Eine Weile lang saßen wir schweigend nebeneinander und ich betrachtete die Dünen. Sie bewegten sich so gleichmäßig, ja irgendwie rhythmisch im lauen Frühlingswind. Wie Tänzer zu einer Musik, die sich vor meinen Ohren verbarg. Dahinter lag die unglaubliche Weite des Meeres. Ich fragte mich, wann es wohl warm genug war, um zu schwimmen. „Hoffentlich können wir bald im Meer schwimmen", sagte May als hätte sie meinen Gedanken gehört. „Ja, hoffentlich" „Da fällt mir ein, ich habe noch etwas dabei, was ich dir unbedingt zeigen muss", sie wühlte in ihrer Handtasche umher und zog ein Hochglanzmagazin heraus. „Sportklamotten?", fragte ich sie. „Genau. Unser Team hat doch noch keine einheitlichen Trainingssachen, oder?" „Ja", sagte ich „Aber ist das denn so wichtig?" „Natürlich! Alle Clubs, die bei Wettkämpfen antreten haben so etwas!" „Okay, wusste ich nicht" „Manchmal lebst du wirklich hinter dem Mond Sofia" May schüttelte skeptisch den Kopf „Aber auf jeden Fall bietet die Firma an die Trainingsklamotten eigenständig zu gestalten. Wir sagen denen also, was wir wo wie draufhaben wollen und sie machen das für uns" May blätterte in dem Prospekt und zeigte mir dann eine Farbtabelle „Was hältst du davon als Grundfarbe mit Details in dem Ton", sie deutete auf zwei Farben. „Musst du das überhaupt noch Fragen?", sagte ich begeistert. „Ich wusste, dass dir das gefällt. Man kann übrigens auch ein eigenes Logo darauf drucken lassen", sie zog einen Zettel zwischen zwei Seiten hervor und zeigte mir die Skizze. Ich musterte sie kurz und sagte dann: „May, das wird genial aussehen"

„Was war das denn Mateo?! Du bist viel zu früh abgesprungen.
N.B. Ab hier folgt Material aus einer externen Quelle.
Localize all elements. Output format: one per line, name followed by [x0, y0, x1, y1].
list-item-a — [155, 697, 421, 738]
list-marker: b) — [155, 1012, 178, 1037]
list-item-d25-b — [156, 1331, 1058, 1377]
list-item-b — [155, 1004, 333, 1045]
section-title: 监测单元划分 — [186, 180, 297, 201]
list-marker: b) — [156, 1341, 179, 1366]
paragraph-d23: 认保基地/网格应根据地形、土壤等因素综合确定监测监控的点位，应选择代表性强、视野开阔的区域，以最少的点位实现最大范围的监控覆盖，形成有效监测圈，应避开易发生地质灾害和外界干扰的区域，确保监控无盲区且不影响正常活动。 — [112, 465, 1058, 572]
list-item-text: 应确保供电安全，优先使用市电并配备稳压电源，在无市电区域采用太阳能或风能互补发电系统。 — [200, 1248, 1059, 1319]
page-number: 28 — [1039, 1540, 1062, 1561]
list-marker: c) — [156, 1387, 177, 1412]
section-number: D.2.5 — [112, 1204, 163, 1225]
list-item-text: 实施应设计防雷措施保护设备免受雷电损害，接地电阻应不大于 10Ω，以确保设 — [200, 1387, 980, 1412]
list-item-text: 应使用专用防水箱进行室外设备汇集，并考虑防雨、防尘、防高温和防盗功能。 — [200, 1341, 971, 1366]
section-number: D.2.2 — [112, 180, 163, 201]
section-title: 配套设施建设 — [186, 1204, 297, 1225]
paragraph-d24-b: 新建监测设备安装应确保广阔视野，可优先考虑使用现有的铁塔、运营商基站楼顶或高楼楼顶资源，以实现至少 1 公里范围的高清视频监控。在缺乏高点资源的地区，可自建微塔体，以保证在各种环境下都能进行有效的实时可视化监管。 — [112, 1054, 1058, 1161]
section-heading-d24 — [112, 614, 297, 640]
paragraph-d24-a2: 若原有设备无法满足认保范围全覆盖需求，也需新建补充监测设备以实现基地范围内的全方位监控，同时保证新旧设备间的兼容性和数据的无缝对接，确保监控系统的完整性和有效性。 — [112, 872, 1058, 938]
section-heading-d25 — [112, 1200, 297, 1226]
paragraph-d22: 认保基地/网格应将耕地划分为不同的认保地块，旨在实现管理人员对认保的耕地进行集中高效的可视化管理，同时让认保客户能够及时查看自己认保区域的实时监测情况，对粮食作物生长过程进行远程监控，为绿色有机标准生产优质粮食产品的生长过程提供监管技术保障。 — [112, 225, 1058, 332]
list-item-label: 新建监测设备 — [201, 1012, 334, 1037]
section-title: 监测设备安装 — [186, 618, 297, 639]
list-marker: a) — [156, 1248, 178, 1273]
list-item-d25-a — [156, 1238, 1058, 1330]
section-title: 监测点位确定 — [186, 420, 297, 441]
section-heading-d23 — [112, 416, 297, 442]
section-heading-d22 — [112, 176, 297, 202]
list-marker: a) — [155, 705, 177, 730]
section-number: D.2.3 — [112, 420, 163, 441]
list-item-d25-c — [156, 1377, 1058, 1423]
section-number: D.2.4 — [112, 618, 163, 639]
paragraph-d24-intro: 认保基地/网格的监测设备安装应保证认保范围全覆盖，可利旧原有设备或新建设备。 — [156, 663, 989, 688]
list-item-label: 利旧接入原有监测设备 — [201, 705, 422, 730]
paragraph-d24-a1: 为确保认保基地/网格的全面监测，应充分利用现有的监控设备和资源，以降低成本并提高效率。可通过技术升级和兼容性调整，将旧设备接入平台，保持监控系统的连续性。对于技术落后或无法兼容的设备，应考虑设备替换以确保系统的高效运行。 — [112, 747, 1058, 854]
Im Wettkampf wärt ihr jetzt draußen!", schrie Toby. „Tut mir leid!", sagte Mateo eingeschüchtert „Ein Tut mir leid bringt dir im Wettkampf auch nichts" Toby ging zur nächsten Bahn „Chris! Zeig mehr Einsatz von den Beinen, so überholt dich noch jeder Großvater!" „Ja, Sir!", erwiderte er und wurde auf der Stelle schneller. „Schon besser", Toby nickte und ging zum nächsten „Soll das etwa Freestyle sein Ryan? Du siehst so aus als würdest du gleich untergehen wie eine Blei-Ente" „Gut, ich machs besser", sagte der angesprochene genervt. „Nico! Du bist schon längst über den Butterfly Part deines Plans hinaus, schwimm auch mal was anderes und Sofia mach längere Armzüge bei deinen Technikübungen!" Ich zuckte zusammen und streckte mich sofort ein Stück weiter.